O legado de AMLO é positivo no que diz respeito ao combate à pobreza, tendo duplicado o salário mínimo nos seus seis anos no poder, mas também marcado por algumas medidas que os críticos dizem pôr em causa as instituições democráticas, nomeadamente a presença dos militares nas empresas públicas ou a tentativa de eliminar a independência judicial. Apesar de tudo, a sua popularidade é de 60%.
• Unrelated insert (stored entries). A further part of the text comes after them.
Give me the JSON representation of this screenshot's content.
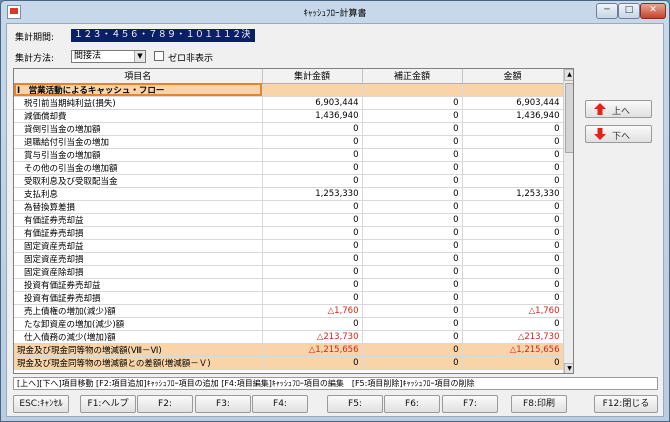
{
  "window": {
    "title": "ｷｬｯｼｭﾌﾛｰ計算書",
    "min_label": "─",
    "max_label": "□",
    "close_label": "✕"
  },
  "filters": {
    "period_label": "集計期間:",
    "period_value": "１２３・４５６・７８９・１０１１１２決",
    "method_label": "集計方法:",
    "method_value": "間接法",
    "zero_hide_label": "ゼロ非表示",
    "zero_hide_checked": false
  },
  "table": {
    "headers": [
      "項目名",
      "集計金額",
      "補正金額",
      "金額"
    ],
    "rows": [
      {
        "type": "section",
        "name": "Ⅰ　営業活動によるキャッシュ・フロー",
        "total": "",
        "adjust": "",
        "amount": ""
      },
      {
        "type": "sub",
        "name": "税引前当期純利益(損失)",
        "total": "6,903,444",
        "adjust": "0",
        "amount": "6,903,444"
      },
      {
        "type": "sub",
        "name": "減価償却費",
        "total": "1,436,940",
        "adjust": "0",
        "amount": "1,436,940"
      },
      {
        "type": "sub",
        "name": "貸倒引当金の増加額",
        "total": "0",
        "adjust": "0",
        "amount": "0"
      },
      {
        "type": "sub",
        "name": "退職給付引当金の増加",
        "total": "0",
        "adjust": "0",
        "amount": "0"
      },
      {
        "type": "sub",
        "name": "賞与引当金の増加額",
        "total": "0",
        "adjust": "0",
        "amount": "0"
      },
      {
        "type": "sub",
        "name": "その他の引当金の増加額",
        "total": "0",
        "adjust": "0",
        "amount": "0"
      },
      {
        "type": "sub",
        "name": "受取利息及び受取配当金",
        "total": "0",
        "adjust": "0",
        "amount": "0"
      },
      {
        "type": "sub",
        "name": "支払利息",
        "total": "1,253,330",
        "adjust": "0",
        "amount": "1,253,330"
      },
      {
        "type": "sub",
        "name": "為替換算差損",
        "total": "0",
        "adjust": "0",
        "amount": "0"
      },
      {
        "type": "sub",
        "name": "有価証券売却益",
        "total": "0",
        "adjust": "0",
        "amount": "0"
      },
      {
        "type": "sub",
        "name": "有価証券売却損",
        "total": "0",
        "adjust": "0",
        "amount": "0"
      },
      {
        "type": "sub",
        "name": "固定資産売却益",
        "total": "0",
        "adjust": "0",
        "amount": "0"
      },
      {
        "type": "sub",
        "name": "固定資産売却損",
        "total": "0",
        "adjust": "0",
        "amount": "0"
      },
      {
        "type": "sub",
        "name": "固定資産除却損",
        "total": "0",
        "adjust": "0",
        "amount": "0"
      },
      {
        "type": "sub",
        "name": "投資有価証券売却益",
        "total": "0",
        "adjust": "0",
        "amount": "0"
      },
      {
        "type": "sub",
        "name": "投資有価証券売却損",
        "total": "0",
        "adjust": "0",
        "amount": "0"
      },
      {
        "type": "sub",
        "name": "売上債権の増加(減少)額",
        "total": "△1,760",
        "adjust": "0",
        "amount": "△1,760",
        "negative": true
      },
      {
        "type": "sub",
        "name": "たな卸資産の増加(減少)額",
        "total": "0",
        "adjust": "0",
        "amount": "0"
      },
      {
        "type": "sub",
        "name": "仕入債務の減少(増加)額",
        "total": "△213,730",
        "adjust": "0",
        "amount": "△213,730",
        "negative": true
      },
      {
        "type": "total",
        "name": "現金及び現金同等物の増減額(Ⅷ－Ⅵ)",
        "total": "△1,215,656",
        "adjust": "0",
        "amount": "△1,215,656",
        "negative": true
      },
      {
        "type": "total",
        "name": "現金及び現金同等物の増減額との差額(増減額－Ｖ)",
        "total": "0",
        "adjust": "0",
        "amount": "0"
      }
    ]
  },
  "side": {
    "up_label": "上へ",
    "down_label": "下へ"
  },
  "status_message": "[上へ][下へ]項目移動 [F2:項目追加]ｷｬｯｼｭﾌﾛｰ項目の追加 [F4:項目編集]ｷｬｯｼｭﾌﾛｰ項目の編集　[F5:項目削除]ｷｬｯｼｭﾌﾛｰ項目の削除",
  "function_keys": [
    {
      "key": "esc",
      "label": "ESC:ｷｬﾝｾﾙ"
    },
    {
      "key": "f1",
      "label": "F1:ヘルプ"
    },
    {
      "key": "f2",
      "label": "F2:"
    },
    {
      "key": "f3",
      "label": "F3:"
    },
    {
      "key": "f4",
      "label": "F4:"
    },
    {
      "key": "f5",
      "label": "F5:"
    },
    {
      "key": "f6",
      "label": "F6:"
    },
    {
      "key": "f7",
      "label": "F7:"
    },
    {
      "key": "f8",
      "label": "F8:印刷"
    },
    {
      "key": "f12",
      "label": "F12:閉じる"
    }
  ],
  "colors": {
    "section_bg": "#f8d4a8",
    "negative_text": "#d8231a",
    "period_bg": "#0a1f66",
    "arrow_red": "#e0241b"
  }
}
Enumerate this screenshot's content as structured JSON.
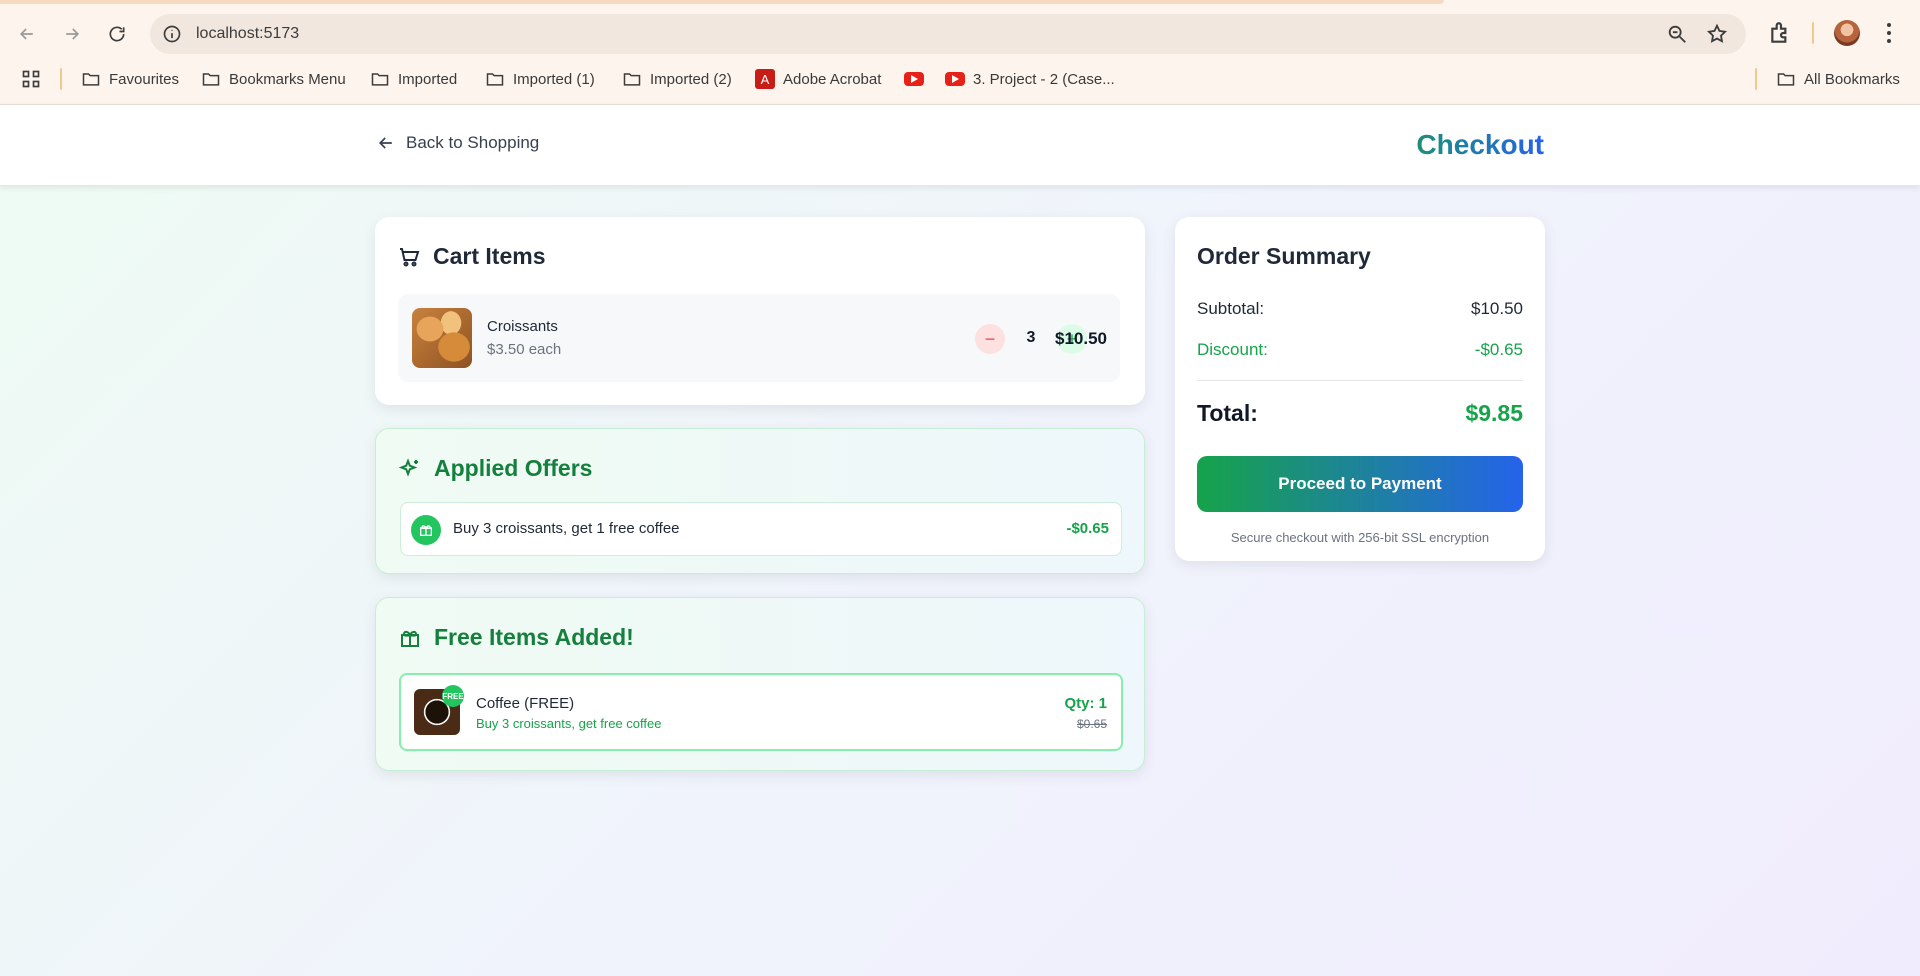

Claudia Sheinbaum, a cientista na sombra de Obrador
Neta de emigrantes judeus da Bulgária e da Lituânia e filha de ativistas do movimento político de esquerda dos anos 60, Claudia Sheinbaum nasceu na Cidade do México há 61 anos. Fundadora do Morena, o partido do presidente Andrés Manuel López Obrador (AMLO), é a aposta na continuação. Formada em Física e doutorada em Engenharia Ambiental, o seu primeiro cargo político foi como secretária do Meio Ambiente da capital, quando AMLO era o autarca, tendo sido presidente da câmara entre 2018 e 2023. É casada em segundas núpcias e tem dois filhos.
Xóchitl Gálvez, a empresária de raízes indígenas
A aposta da oposição de centro-direita é uma empresária de raízes indígenas (otomi), que em criança vendia gelatinas para ajudar a pagar os estudos. Xóchitl (significa flor) Gálvez nasceu há 61 anos em Tepatepec, uma comunidade rural no Estado de Hidalgo, e estudou Engenharia Informática na capital, tendo fundado uma empresa de sucesso nesta área. Independente, coordenou a atenção aos povos indígenas na presidência de Vicente Fox (2000-2006) e foi eleita para o Senado em 2008 pelo Partido de Ação Nacional. Tem dois filhos com o companheiro.